Já para o adepto, a festa é inesquecível pelas mais diversas e duais razões. A circunstância envolvente tem tanto de delicioso como de eventualmente trágico. Razões haverá que expliquem qual o motivo de alguns acessos (nomeadamente à porta da Maratona) se fazerem por caminhos de terra a pique, famílias amontoadas em filas com sentidos opostos, sem escadas senão as simuladas por raízes de troncos de árvore presos ao chão em-versão-vai-que-escorrega, no meio de um trilho aberto entre o matagal que ninguém se dignou sequer a cortar para que as pessoas pudessem passar com espaço. Para uma final da Taça de Portugal, este Estádio Nacional sem obras ou investimento em infraestruturas básicas é um desafio à lógica.

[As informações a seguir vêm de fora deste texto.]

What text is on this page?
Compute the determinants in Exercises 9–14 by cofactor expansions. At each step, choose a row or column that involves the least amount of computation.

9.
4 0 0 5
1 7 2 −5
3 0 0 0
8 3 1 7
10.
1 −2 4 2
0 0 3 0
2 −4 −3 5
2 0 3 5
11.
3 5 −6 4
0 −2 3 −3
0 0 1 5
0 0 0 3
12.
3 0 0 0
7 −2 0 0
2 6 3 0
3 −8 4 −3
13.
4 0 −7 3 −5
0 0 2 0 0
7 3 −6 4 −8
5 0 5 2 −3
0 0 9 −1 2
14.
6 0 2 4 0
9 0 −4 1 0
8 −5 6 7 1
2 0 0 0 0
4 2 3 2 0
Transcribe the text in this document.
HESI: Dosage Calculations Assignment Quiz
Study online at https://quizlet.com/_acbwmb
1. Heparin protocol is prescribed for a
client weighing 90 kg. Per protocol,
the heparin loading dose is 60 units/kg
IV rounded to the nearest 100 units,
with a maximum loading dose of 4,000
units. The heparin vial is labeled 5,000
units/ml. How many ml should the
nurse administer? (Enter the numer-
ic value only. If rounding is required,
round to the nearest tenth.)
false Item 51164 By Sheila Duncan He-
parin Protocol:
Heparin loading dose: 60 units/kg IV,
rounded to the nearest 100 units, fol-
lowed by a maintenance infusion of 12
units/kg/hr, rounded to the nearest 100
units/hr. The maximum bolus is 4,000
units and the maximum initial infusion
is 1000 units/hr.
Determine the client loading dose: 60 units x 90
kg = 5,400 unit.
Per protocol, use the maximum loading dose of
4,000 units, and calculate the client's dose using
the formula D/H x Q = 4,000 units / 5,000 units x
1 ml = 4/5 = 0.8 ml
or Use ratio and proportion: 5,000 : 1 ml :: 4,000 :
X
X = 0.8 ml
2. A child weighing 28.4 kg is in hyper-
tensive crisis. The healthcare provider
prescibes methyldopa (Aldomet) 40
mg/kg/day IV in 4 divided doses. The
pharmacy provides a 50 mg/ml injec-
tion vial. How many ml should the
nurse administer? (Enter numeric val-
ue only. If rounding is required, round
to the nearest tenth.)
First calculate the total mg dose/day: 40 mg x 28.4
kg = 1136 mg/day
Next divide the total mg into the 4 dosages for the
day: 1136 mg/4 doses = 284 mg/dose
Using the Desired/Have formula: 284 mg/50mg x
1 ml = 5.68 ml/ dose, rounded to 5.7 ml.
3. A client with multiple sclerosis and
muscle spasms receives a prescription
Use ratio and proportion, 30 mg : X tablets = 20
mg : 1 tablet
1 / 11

Duas horas antes, nenhum lugar para estacionamento nas redondezas, pessoas largadas nas estradas. Sem condições mínimas para continuar a acreditar que este romantismo se justifique. Não é por acaso que a Selecção não joga no Jamor ou que ele não pode albergar jogos internacionais. Porque se a beleza está nos detalhes e na romaria, é absurdo que ninguém considere que um património histórico destes está a praticar - amadora e permanentemente - um jogo de sorte, acaso e azar, sempre no limite de uma catástrofe. Ao lado, a Cidade do Futebol, resplandece e contrasta.
Uma vitória incontestável do FC Porto que, num jogo para ganhar ou ganhar, nunca esteve em causa, tal o domínio. Sem bom futebol, mas com a eficácia que se exige às grandes decisões. O passe de Otávio para o terceiro golo, o segundo de Taremi, foi o golpe de asa, a centelha que se recordará como recorte de beleza. O fair-play entre todos os adeptos, algo que se lembrará como o inverso da aversão e ódio serôdio que alguns continuam a querer semear no futebol. Sem desprimor para a bravura do Tondela, todos os outros minutos, funcionais, coroaram a equipa que passeou superioridade e arte durante a maior parte da temporada. Mais um ano de final da Taça de Portugal neste Jamor. A arte, o romantismo e a festa, ao arrepio de um património jogado ao desbarato.